We find extensive conservation in coding regions and overall structure of Zmat2 in 18 mammals representing 13 orders and spanning ~ 165 million years of evolutionary development, and in their encoded proteins. We identify a tandem duplication in the Zmat2 gene and locus in opossum, but not in other monotremes, marsupials, or other mammals, indicating that this event occurred subsequent to the divergence of these species from one another. We also define a collection of Zmat2 pseudogenes in half of the mammals studied, and suggest based on phylogenetic analysis that they each arose independently in the recent evolutionary past.

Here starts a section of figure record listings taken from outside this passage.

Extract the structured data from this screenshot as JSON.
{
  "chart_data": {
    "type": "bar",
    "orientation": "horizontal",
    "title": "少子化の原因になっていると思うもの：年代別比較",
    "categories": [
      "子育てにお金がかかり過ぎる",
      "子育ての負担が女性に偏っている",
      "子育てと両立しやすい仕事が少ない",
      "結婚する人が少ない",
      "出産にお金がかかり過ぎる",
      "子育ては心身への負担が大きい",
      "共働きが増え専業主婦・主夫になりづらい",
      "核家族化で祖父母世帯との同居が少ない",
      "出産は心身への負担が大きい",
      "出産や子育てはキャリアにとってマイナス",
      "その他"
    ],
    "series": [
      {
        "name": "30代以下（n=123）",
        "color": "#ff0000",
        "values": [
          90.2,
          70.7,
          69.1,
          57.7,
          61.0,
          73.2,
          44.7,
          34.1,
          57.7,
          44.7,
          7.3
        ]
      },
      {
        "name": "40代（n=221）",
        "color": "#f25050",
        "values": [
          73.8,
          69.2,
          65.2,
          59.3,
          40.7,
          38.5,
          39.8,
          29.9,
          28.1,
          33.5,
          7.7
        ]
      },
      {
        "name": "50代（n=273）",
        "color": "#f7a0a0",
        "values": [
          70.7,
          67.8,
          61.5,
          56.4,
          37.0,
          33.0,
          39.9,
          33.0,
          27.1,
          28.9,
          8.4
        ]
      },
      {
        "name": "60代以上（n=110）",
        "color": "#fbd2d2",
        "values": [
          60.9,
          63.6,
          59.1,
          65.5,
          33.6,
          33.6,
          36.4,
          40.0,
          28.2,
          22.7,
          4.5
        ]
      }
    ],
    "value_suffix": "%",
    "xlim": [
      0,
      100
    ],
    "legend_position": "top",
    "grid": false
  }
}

Mammalian Zmat2 genes and ZMAT2 proteins illustrate conservation of structure and sequence, along with the development and diversification of pseudogenes in a large fraction of species. Collectively, these observations also illustrate how the focused identification and interpretation of data found in public genomic and gene expression resources can be leveraged to reveal new insights of potentially high biological significance.
遗传学和基因组学的最新进展为通过对基因组织和表达的详细多物种比较分析来增强我们对哺乳动物生物学和进化的理解提供了独特的机会。然而,在哺乳动物基因组中发现的超过 20000 个蛋白质编码基因中,不到 10%被详细研究过。在这里,我们通过查询可公开访问的基因组和遗传资源中的数据来阐明可用数据的强大功能,以评估 Zmat2,这是一个研究较少的基因,其人类同源物已被牵连在剪接体功能和角质细胞分化中。
我们发现 18 种哺乳动物的编码区域和 Zmat2 的整体结构在 13 个目之间具有广泛的保守性,跨越了约 1.65 亿年的进化发展,并且在它们编码的蛋白质中也是如此。我们在负鼠中发现了 Zmat2 基因和基因座的串联重复,但在其他单孔目动物、有袋动物或其他哺乳动物中没有发现,这表明这一事件发生在这些物种彼此分化之后。我们还在一半研究的哺乳动物中定义了一组 Zmat2 假基因,并根据系统发育分析表明,它们都是在最近的进化过程中独立产生的。
哺乳动物 Zmat2 基因和 ZMAT2 蛋白说明了结构和序列的保守性,以及大量物种中假基因的发展和多样化。总的来说,这些观察结果还说明了如何利用公共基因组和基因表达资源中发现的数据的有针对性的识别和解释来揭示具有潜在高生物学意义的新见解。